Dr. Kamûran Berwarî: İlk düşen KDP ile YNK olur

Türk devletinin Güney Kürdistan'a yönelik işgal saldırılarına ilişkin konuşan Duhok Üniversitesi Öğretim Üyesi Dr. Kamûran Berwarî, KDP ve YNK'ye “İlk düşen ve düştüğü yerden de bir daha kalkamayan siz olursunuz” uyarısında bulundu.

Rojava Stratejik Araştırmalar Merkezi (Navenda Rojava a Lêkolînên Stratejîk - NRLS) tarafından düzenlenen uluslararası DAİŞ forumuna katılan Duhok Üniversitesi Öğretim Üyesi Dr. Kamûran Berwarî, Türk devletinin Efrîn işgali ve Güney Kürdistan işgal saldırılarına değinerek, DAİŞ'in yerini Türk devletinin aldığını söyledi.

ANF'ye konuşan Berwarî, DAİŞ'in henüz bitmediğinin ve onun yerini Türk devletinin aldığını belirterek, "DAİŞ'in Türkiye'nin çatısı altında doğup büyüdüğünü ve geliştiğini herkes görüyor. Bugün bunun en açık örneği Efrîn'in işgalidir. Yine Türk devletinin Güney Kürdistan'daki işgal saldırılarıdır. Bunun anlamı Kürtlerin nerede olursa olsun Türk devletinin hedefi olduğudur" dedi.

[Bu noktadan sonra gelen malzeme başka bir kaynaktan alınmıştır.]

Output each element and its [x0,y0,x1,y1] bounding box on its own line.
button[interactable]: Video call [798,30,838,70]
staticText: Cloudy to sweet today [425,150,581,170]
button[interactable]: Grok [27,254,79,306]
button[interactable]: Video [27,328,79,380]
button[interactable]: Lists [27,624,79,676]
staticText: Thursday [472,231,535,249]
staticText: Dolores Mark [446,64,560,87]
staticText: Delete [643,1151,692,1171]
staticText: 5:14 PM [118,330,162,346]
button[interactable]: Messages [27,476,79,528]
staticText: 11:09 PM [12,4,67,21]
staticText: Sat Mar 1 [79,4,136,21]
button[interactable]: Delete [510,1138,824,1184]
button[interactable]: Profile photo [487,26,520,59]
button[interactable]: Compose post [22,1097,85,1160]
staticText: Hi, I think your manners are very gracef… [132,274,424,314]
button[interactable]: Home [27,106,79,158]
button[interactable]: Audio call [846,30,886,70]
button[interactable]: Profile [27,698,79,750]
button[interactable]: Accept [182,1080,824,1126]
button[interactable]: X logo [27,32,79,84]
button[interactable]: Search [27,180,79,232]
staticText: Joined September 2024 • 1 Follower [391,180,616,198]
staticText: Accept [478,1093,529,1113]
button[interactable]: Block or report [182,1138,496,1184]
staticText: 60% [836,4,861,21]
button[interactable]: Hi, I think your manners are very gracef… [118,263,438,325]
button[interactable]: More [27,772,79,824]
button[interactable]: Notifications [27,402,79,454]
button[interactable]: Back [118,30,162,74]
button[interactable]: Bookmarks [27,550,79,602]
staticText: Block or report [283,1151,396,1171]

TEHLİKE 2014'TEN DAHA BÜYÜK

Türk devletini bütün Kürtler için en büyük tehlike olduğunu belirten Berwarî, bu tehlikenin 2014 yılındaki DAİŞ tehlikesinden daha büyük olduğunu belirtiyor. Bunun nedenini de ise "işbirlikçiliğin varlığı" olarak açıklayan Berwarî, "Güney Kürdistan ve Irak 2014 yılında DAİŞ saldırdığında bugünkü kadar büyük bir tehlike ile karşı karşıya değildi. Çünkü bugün Türk devletinin işgal saldırılarının içerisinde Güney Kürdistan'daki bir gücün olduğunu söylemeliyiz. Güney Kürdistan'daki işgal saldırıları tüm Kürtler için çok büyük bir tehlikedir. Güney Kürdistan Efrînleştirilmek ve Kürtsüzleştirilmek isteniyor" ifadelerinde bulundu.

'GÜNEY KÜRDİSTAN ONLARI KUVEYT'İ OLABİLİR'

KDP'nin Türk devletinin işgaline verdiği açık desteğe de değinen Berwarî, "Güney Kürdistan'ın işgalinden en büyük zararı görecek olan da KDP'dir. İşgalin bir parçası ve hizmetkarı da olsa en büyük zarar görecek olan odur, öyle bir planlaması varsa da yine en büyük zararı onlar görecektir. Onun için bu işgal karşısında ortak bir tutuma ihtiyaç var" diye konuştu.

Berwarî, işgal saldırıları öncesinde Irak Cumhurbaşkanı Berhem Salih'in ve Kürdistan Bölgesi Başkanı Nêçîrvan Barzani'nin gerçekleştirdiği Ankara ziyaretleri ve İran'ın sessizliğine ilişkin ise şunları dile getirdi: "Kürtlerin bu işgalin bir parçası olması kabul edilemez. Diğer yandan bu işgal denemesi Türkiye ve İran için de Saddam'ın Kuveyt işgali gibi olabilir. Bütün dünyanın müdahil olacağı büyük bir savaşın yaşandığı coğrafya olabilir."

'KÜRT HALKI KABUL ETMEZ'

Güney Kürdistan halkının verdiği özgürlük mücadelesi sonucu elde ettiği kazanımlarını kimsenin kendi çıkarları için işgalcilere peşkeş çekme hakkının olmadığını vurgulayan Berwarî, pêşmerge güçlerine bu oyuna gelmeme uyarısında bulundu. Berwarî, "Bizler de pêşmergeydik ve Kürdistan'ın özgürlüğü için uzun yıllar mücadele ettik ve hala da ediyoruz. Hiçbirimiz birkaç ailenin şahsi çıkarları için bu mücadeleyi vermedik, bugün yapılanların da Kürt halkı tarafından kabul edileceğini sanmıyorum" diye ekledi.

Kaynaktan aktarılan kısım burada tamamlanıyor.